À conversa com Raquel Palma | RP 4 Travel

Qual foi a viagem mais inusitada que já vendeu?

A viagem mais inusitada que já vendi foi um combinado totalmente à medida, passando por Doha, Sydney, Bali, Singapura e Arábia Saudita.

E a pergunta mais estranha que já ouviu de um cliente?

A pergunta mais estranha que já ouvi de um cliente foi se podia reservar hotéis com dois quartos ou uma sala, porque o senhor em questão não podia dormir com a esposa – senão ela não dormia. Além disso, já me perguntaram se podiam ir a Tenerife de carro.

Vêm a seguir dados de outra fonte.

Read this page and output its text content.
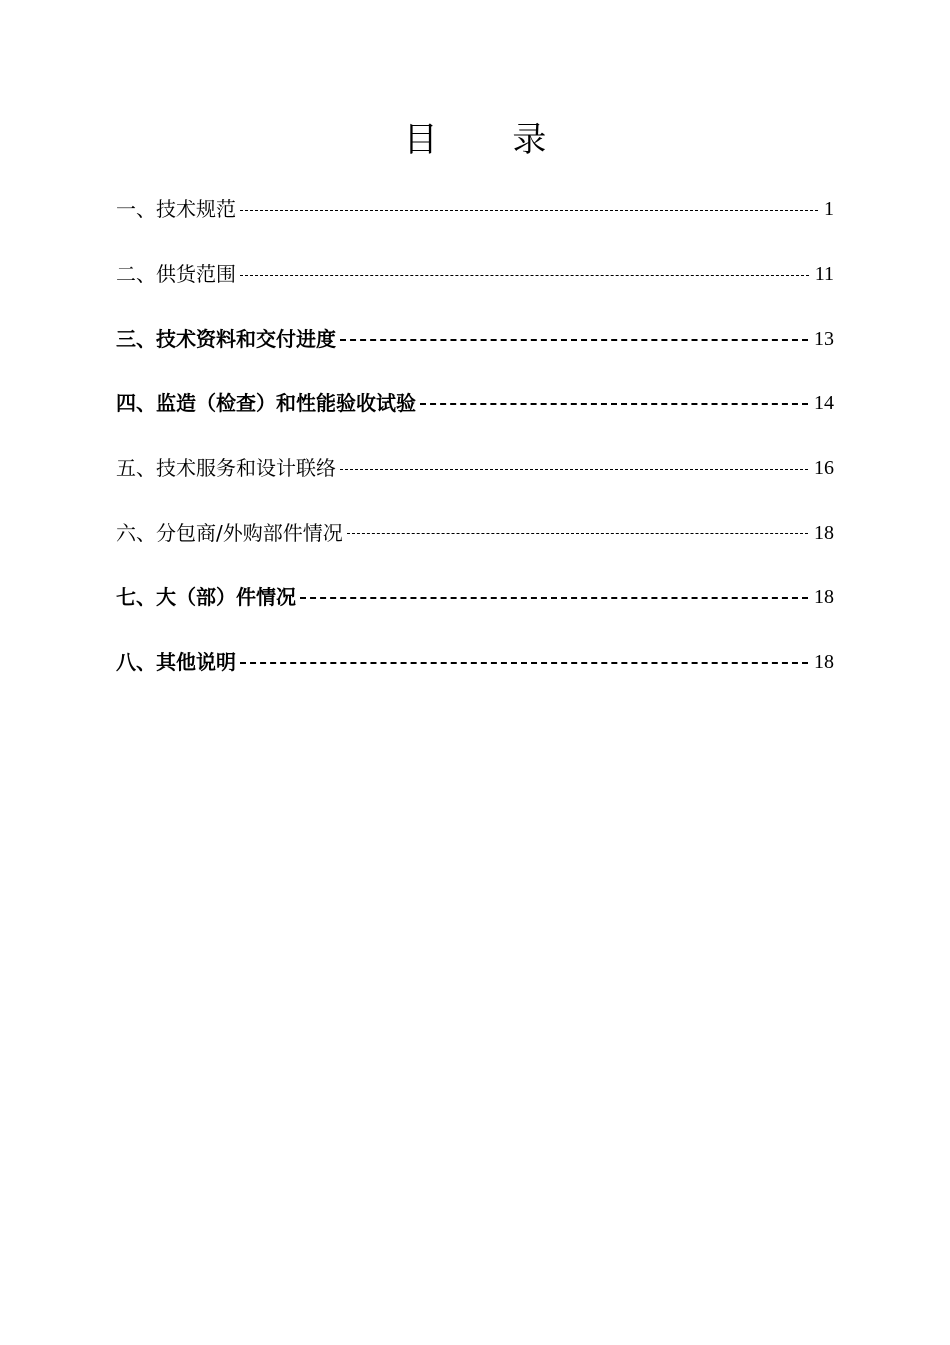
目 录
一、技术规范	1
二、供货范围	11
三、技术资料和交付进度	13
四、监造（检查）和性能验收试验	14
五、技术服务和设计联络	16
六、分包商/外购部件情况	18
七、大（部）件情况	18
八、其他说明	18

Mas há imensas outras: já me perguntaram se podiam levar ferros de passar roupa na mala de cabine (e não eram os de viagem) e pediram-me ajuda para escolher as malas de cabine, para caberem debaixo do assento.

Que destino recomenda de olhos fechados — e porquê?

Talvez o México, porque as praias são incríveis, tem imensos pontos turísticos para visitar e adoro a sua gastronomia. Além disso, é um destino com boa relação qualidade/preço.

Há alguma tendência no setor que lhe desperte particular entusiasmo?

Estou entusiasmada com a possibilidade de conhecer um destino através de visitas com recurso a realidade virtual. Além disso, creio que a inteligência artificial é uma ótima ferramenta para personalizar a experiência do cliente durante o processo de venda. Por último, o uso de tecnologia, por ser um bom recurso para adicionar valor à experiência do viajante no destino.

Quando chega a sua vez de viajar, como escolhe os seus próprios destinos de férias?

Como se costuma dizer, casa de ferreiro, espeto de pau. Como trabalho sozinha, tento sempre aproveitar bons preços para conhecer novos destinos. Escolho cidades com boa relação qualidade/preço, que sejam interessantes do ponto de vista cultural, que me acrescentem algum conhecimento e que, preferencialmente, no verão, tenham boas praias e boa gastronomia. Tento que pelo menos o hotel tenha alguma preocupação com a sustentabilidade e tento utilizar meios de transporte também sustentáveis – ainda que seja um desafio em alguns destinos. Vai sempre depender da altura do ano, obviamente, mas prefiro fugir às multidões e escolher um destino onde possa descansar.